Pregnancy test kits could soon be available in the women's restrooms of Minnesota bars and restaurants so that expectant mothers can avoid prenatal exposure to alcohol.
A Brainerd-based nonprofit announced the plan Thursday, the same day that federal health authorities released a survey showing that one in 13 pregnant women reported consuming alcohol.
The first pregnancy-test dispenser will be installed at the Pub 500 in Mankato, according to Healthy Brains for Children, which is devoted to preventing fetal alcohol syndrome. The test kit would cost $3.
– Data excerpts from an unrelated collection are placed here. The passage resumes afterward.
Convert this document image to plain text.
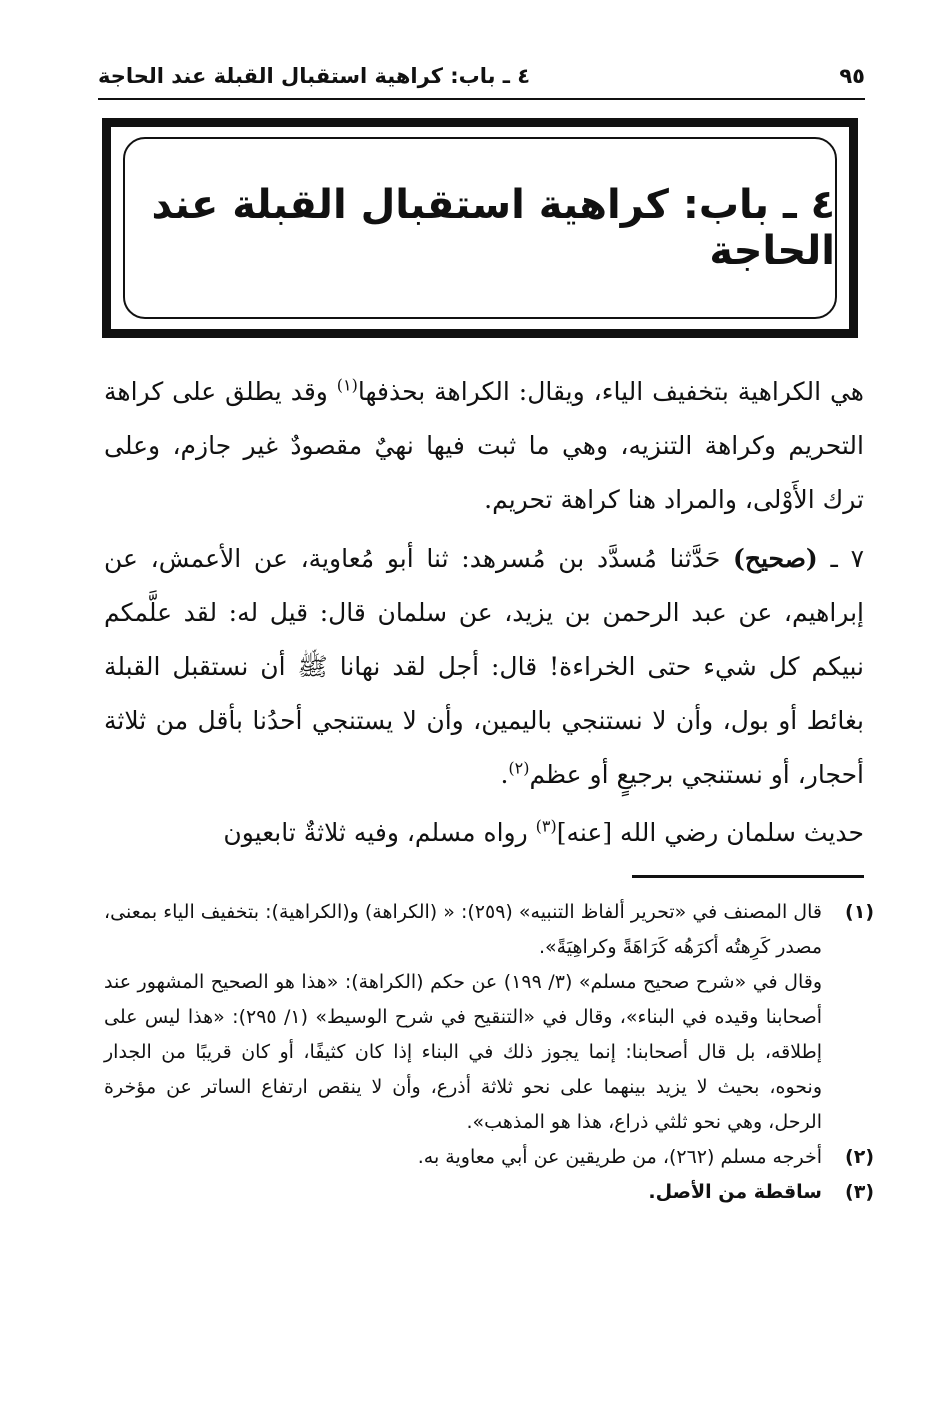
٤ ـ باب: كراهية استقبال القبلة عند الحاجة	٩٥
٤ ـ باب: كراهية استقبال القبلة عند الحاجة
هي الكراهية بتخفيف الياء، ويقال: الكراهة بحذفها$^{(١)}$ وقد يطلق على كراهة التحريم وكراهة التنزيه، وهي ما ثبت فيها نهيٌ مقصودٌ غير جازم، وعلى ترك الأَوْلى، والمراد هنا كراهة تحريم.
٧ ـ (صحيح) حَدَّثنا مُسدَّد بن مُسرهد: ثنا أبو مُعاوية، عن الأعمش، عن إبراهيم، عن عبد الرحمن بن يزيد، عن سلمان قال: قيل له: لقد علَّمكم نبيكم كل شيء حتى الخراءة! قال: أجل لقد نهانا ﷺ أن نستقبل القبلة بغائط أو بول، وأن لا نستنجي باليمين، وأن لا يستنجي أحدُنا بأقل من ثلاثة أحجار، أو نستنجي برجيعٍ أو عظم$^{(٢)}$.
حديث سلمان رضي الله [عنه]$^{(٣)}$ رواه مسلم، وفيه ثلاثةٌ تابعيون
(١)

قال المصنف في «تحرير ألفاظ التنبيه» (٢٥٩): « (الكراهة) و(الكراهية): بتخفيف الياء بمعنى، مصدر كَرِهتُه أكرَهُه كَرَاهَةً وكراهِيَةً».

وقال في «شرح صحيح مسلم» (٣/ ١٩٩) عن حكم (الكراهة): «هذا هو الصحيح المشهور عند أصحابنا وقيده في البناء»، وقال في «التنقيح في شرح الوسيط» (١/ ٢٩٥): «هذا ليس على إطلاقه، بل قال أصحابنا: إنما يجوز ذلك في البناء إذا كان كثيفًا، أو كان قريبًا من الجدار ونحوه، بحيث لا يزيد بينهما على نحو ثلاثة أذرع، وأن لا ينقص ارتفاع الساتر عن مؤخرة الرحل، وهي نحو ثلثي ذراع، هذا هو المذهب».

(٢)

أخرجه مسلم (٢٦٢)، من طريقين عن أبي معاوية به.

(٣)

ساقطة من الأصل.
The nonprofit seeks to make pregnancy tests available "worldwide in locations where women can test before drinking alcohol rather than waiting until a month or two into the pregnancy," according to executive director and founder Jody Crowe. He said he hopes eventually to install dispensers in women's restrooms at bars, gas stations, shopping malls, fitness centers and other locations "to target those at high risk for unexpect[ed] pregnancies.''
Crowe said he hopes the dispensers allow women "to take a pregnancy test in the privacy of the restroom without having to purchase a pregnancy test over the counter. In a small community, purchasing a pregnancy test can be an embarrassing event and expose the woman to the gossip of the town."
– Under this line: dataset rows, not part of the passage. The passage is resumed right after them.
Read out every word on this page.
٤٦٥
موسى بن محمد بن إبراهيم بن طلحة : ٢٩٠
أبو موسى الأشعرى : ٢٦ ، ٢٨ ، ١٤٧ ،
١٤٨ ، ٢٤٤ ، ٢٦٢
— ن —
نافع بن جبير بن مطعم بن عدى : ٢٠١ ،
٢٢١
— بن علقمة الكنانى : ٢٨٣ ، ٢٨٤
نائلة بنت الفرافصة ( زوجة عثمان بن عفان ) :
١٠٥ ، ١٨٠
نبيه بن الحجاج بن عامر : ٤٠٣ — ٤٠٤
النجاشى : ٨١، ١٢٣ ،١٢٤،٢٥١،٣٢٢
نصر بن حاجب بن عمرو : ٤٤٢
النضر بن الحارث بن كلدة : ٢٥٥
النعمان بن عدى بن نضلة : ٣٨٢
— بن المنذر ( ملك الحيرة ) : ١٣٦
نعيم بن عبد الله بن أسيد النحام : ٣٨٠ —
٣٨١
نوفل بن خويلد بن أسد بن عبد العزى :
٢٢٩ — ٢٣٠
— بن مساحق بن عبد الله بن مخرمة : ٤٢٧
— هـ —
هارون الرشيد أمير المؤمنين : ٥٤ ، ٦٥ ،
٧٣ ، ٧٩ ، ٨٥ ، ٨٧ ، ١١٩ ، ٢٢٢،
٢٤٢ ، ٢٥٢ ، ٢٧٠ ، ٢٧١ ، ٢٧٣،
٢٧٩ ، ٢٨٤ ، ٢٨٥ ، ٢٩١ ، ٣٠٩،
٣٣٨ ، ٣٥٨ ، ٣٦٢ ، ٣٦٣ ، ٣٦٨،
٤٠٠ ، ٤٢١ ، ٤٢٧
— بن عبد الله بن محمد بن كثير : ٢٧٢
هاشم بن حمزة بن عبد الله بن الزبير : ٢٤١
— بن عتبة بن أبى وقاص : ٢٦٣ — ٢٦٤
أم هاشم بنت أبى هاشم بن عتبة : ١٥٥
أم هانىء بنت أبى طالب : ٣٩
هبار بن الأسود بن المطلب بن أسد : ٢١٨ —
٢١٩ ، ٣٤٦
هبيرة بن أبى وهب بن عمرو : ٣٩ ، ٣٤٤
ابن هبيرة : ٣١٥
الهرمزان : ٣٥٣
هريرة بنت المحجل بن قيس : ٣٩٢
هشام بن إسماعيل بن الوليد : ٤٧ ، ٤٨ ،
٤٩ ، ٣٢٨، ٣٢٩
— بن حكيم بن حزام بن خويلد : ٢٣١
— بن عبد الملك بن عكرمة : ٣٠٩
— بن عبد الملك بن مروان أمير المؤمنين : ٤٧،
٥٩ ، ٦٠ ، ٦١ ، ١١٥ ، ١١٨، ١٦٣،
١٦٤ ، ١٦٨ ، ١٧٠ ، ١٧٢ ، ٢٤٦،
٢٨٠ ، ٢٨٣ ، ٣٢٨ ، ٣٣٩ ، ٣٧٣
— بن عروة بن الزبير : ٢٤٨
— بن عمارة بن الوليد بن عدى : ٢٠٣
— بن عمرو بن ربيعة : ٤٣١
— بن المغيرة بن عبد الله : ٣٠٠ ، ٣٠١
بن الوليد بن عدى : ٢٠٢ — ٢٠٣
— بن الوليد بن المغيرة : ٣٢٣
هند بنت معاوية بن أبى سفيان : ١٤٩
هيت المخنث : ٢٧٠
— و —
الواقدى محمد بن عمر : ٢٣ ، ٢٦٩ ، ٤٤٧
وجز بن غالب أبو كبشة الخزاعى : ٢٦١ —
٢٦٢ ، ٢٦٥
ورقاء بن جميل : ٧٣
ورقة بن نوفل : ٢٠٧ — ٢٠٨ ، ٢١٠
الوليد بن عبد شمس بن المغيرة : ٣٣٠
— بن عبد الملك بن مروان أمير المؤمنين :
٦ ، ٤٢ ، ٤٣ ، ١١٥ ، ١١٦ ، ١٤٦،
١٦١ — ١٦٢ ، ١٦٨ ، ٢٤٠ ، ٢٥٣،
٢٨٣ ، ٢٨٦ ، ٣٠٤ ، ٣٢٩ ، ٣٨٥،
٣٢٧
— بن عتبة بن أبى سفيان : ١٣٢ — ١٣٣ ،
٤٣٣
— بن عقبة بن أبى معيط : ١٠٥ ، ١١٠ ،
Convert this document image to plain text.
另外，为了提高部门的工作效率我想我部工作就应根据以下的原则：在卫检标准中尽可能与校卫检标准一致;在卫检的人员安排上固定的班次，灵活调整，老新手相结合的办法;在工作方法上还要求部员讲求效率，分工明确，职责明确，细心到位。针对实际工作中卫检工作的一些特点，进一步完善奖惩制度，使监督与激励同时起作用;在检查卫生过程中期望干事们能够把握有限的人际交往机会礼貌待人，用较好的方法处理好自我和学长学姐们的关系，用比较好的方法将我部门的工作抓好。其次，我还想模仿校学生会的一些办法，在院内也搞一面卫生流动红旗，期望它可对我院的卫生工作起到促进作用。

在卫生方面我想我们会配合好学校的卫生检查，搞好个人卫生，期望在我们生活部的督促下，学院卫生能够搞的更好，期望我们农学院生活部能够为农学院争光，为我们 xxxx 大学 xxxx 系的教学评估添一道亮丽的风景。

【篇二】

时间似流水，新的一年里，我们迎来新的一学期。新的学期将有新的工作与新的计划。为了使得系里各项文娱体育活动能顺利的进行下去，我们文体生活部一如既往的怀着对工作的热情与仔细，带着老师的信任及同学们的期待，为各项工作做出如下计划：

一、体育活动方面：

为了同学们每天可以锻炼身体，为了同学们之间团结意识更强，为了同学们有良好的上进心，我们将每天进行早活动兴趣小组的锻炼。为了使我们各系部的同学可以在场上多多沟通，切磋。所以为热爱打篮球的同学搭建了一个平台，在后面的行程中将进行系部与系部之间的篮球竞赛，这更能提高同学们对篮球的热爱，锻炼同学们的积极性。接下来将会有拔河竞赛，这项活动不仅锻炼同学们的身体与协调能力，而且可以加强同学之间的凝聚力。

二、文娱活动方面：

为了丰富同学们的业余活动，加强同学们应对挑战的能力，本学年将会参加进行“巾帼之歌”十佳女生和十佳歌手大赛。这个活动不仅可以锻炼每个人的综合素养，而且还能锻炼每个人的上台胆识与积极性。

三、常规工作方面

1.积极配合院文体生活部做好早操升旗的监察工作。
Crowe said his organization is "in the beginning stages" of getting 100 dispensers placed in the Twin Cities area.
In a report released Thursday, the Centers for Disease Control and Prevention said it surveyed 14,000 pregnant women from 2006 through 2010 and asked them whether they drank alcohol the previous month and how much.
Of those who said they had, nearly one in five acknowledged binge drinking in that time period -- downing four or more drinks.